Prime Minister of Republika Srpska Acting
- In office 19 November 2018 – 18 December 2018
- President: Milorad Dodik
- Preceded by: Željka Cvijanović
- Succeeded by: Radovan Višković

Personal details
- Born: 29 July 1958 (age 67) Banja Luka, PR Bosnia and Herzegovina, FPR Yugoslavia
- Party: Alliance of Independent Social Democrats
- Children: 1
- Alma mater: University of Banja Luka

= Srebrenka Golić =

Bosnian politician and lawyer

Srebrenka Golić (born 29 July 1958) is a Bosnian politician and lawyer in Republika Srpska.
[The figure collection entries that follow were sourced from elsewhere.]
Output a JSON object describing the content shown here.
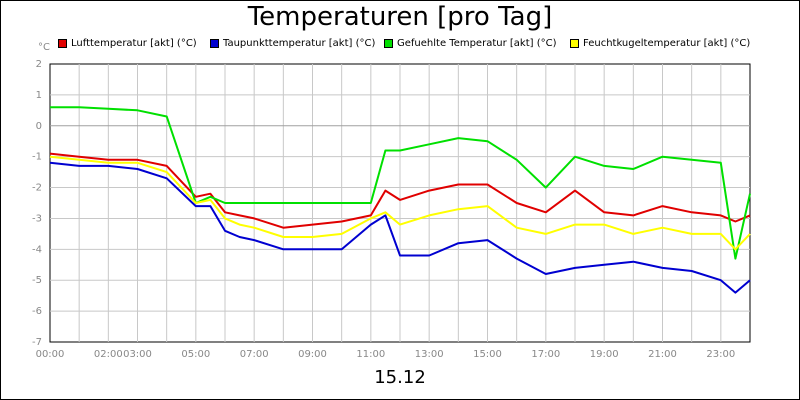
{
  "chart_data": {
    "type": "line",
    "title": "Temperaturen [pro Tag]",
    "xlabel": "15.12",
    "ylabel": "°C",
    "ylim": [
      -7,
      2
    ],
    "y_ticks": [
      "2",
      "1",
      "0",
      "-1",
      "-2",
      "-3",
      "-4",
      "-5",
      "-6",
      "-7"
    ],
    "x_ticks": [
      "00:00",
      "02:00",
      "03:00",
      "05:00",
      "07:00",
      "09:00",
      "11:00",
      "13:00",
      "15:00",
      "17:00",
      "19:00",
      "21:00",
      "23:00"
    ],
    "x_tick_hours": [
      0,
      2,
      3,
      5,
      7,
      9,
      11,
      13,
      15,
      17,
      19,
      21,
      23
    ],
    "xlim": [
      0,
      24
    ],
    "grid": true,
    "legend_position": "top",
    "x": [
      0,
      1,
      2,
      3,
      4,
      5,
      5.5,
      6,
      6.5,
      7,
      8,
      9,
      10,
      11,
      11.5,
      12,
      13,
      14,
      15,
      16,
      17,
      18,
      19,
      20,
      21,
      22,
      23,
      23.5,
      24
    ],
    "series": [
      {
        "name": "Lufttemperatur [akt] (°C)",
        "color": "#e00000",
        "values": [
          -0.9,
          -1.0,
          -1.1,
          -1.1,
          -1.3,
          -2.3,
          -2.2,
          -2.8,
          -2.9,
          -3.0,
          -3.3,
          -3.2,
          -3.1,
          -2.9,
          -2.1,
          -2.4,
          -2.1,
          -1.9,
          -1.9,
          -2.5,
          -2.8,
          -2.1,
          -2.8,
          -2.9,
          -2.6,
          -2.8,
          -2.9,
          -3.1,
          -2.9
        ]
      },
      {
        "name": "Taupunkttemperatur [akt] (°C)",
        "color": "#0000d0",
        "values": [
          -1.2,
          -1.3,
          -1.3,
          -1.4,
          -1.7,
          -2.6,
          -2.6,
          -3.4,
          -3.6,
          -3.7,
          -4.0,
          -4.0,
          -4.0,
          -3.2,
          -2.9,
          -4.2,
          -4.2,
          -3.8,
          -3.7,
          -4.3,
          -4.8,
          -4.6,
          -4.5,
          -4.4,
          -4.6,
          -4.7,
          -5.0,
          -5.4,
          -5.0
        ]
      },
      {
        "name": "Gefuehlte Temperatur [akt] (°C)",
        "color": "#00e000",
        "values": [
          0.6,
          0.6,
          0.55,
          0.5,
          0.3,
          -2.5,
          -2.3,
          -2.5,
          -2.5,
          -2.5,
          -2.5,
          -2.5,
          -2.5,
          -2.5,
          -0.8,
          -0.8,
          -0.6,
          -0.4,
          -0.5,
          -1.1,
          -2.0,
          -1.0,
          -1.3,
          -1.4,
          -1.0,
          -1.1,
          -1.2,
          -4.3,
          -2.2
        ]
      },
      {
        "name": "Feuchtkugeltemperatur [akt] (°C)",
        "color": "#ffff00",
        "values": [
          -1.0,
          -1.1,
          -1.2,
          -1.2,
          -1.5,
          -2.5,
          -2.4,
          -3.0,
          -3.2,
          -3.3,
          -3.6,
          -3.6,
          -3.5,
          -3.0,
          -2.8,
          -3.2,
          -2.9,
          -2.7,
          -2.6,
          -3.3,
          -3.5,
          -3.2,
          -3.2,
          -3.5,
          -3.3,
          -3.5,
          -3.5,
          -4.0,
          -3.5
        ]
      }
    ]
  }
}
She has served as Minister of Physical Planning, Civil Engineering and Ecology since 2010, deputy prime minister since 2015 and was acting Prime Minister from 19 November to 18 December 2018.

==Early life and career==
Golić graduated from high school and law studies in Banja Luka. She worked as a lawyer in enterprises and local administration, as well as head of the office of the prime minister's adviser and director of the official journal of Republika Srpska.

==Political career==
Golić became involved in activities within the Alliance of Independent Social Democrats, taking the position of secretary to the party's main board. In 2010, she was nominated to the position of Minister of Physical Planning, Civil Engineering and Ecology in Aleksandar Džombić's cabinet, and retained her in two more offices in Željka Cvijanović's cabinet. On 3 February 2015, she was also appointed deputy prime minister. After Cvijanović took the presidency, Golić temporarily served as Prime Minister from 19 November to 18 December 2018.

==Personal life==
Golić is married and has one child. She is of Bosniak ethnicity.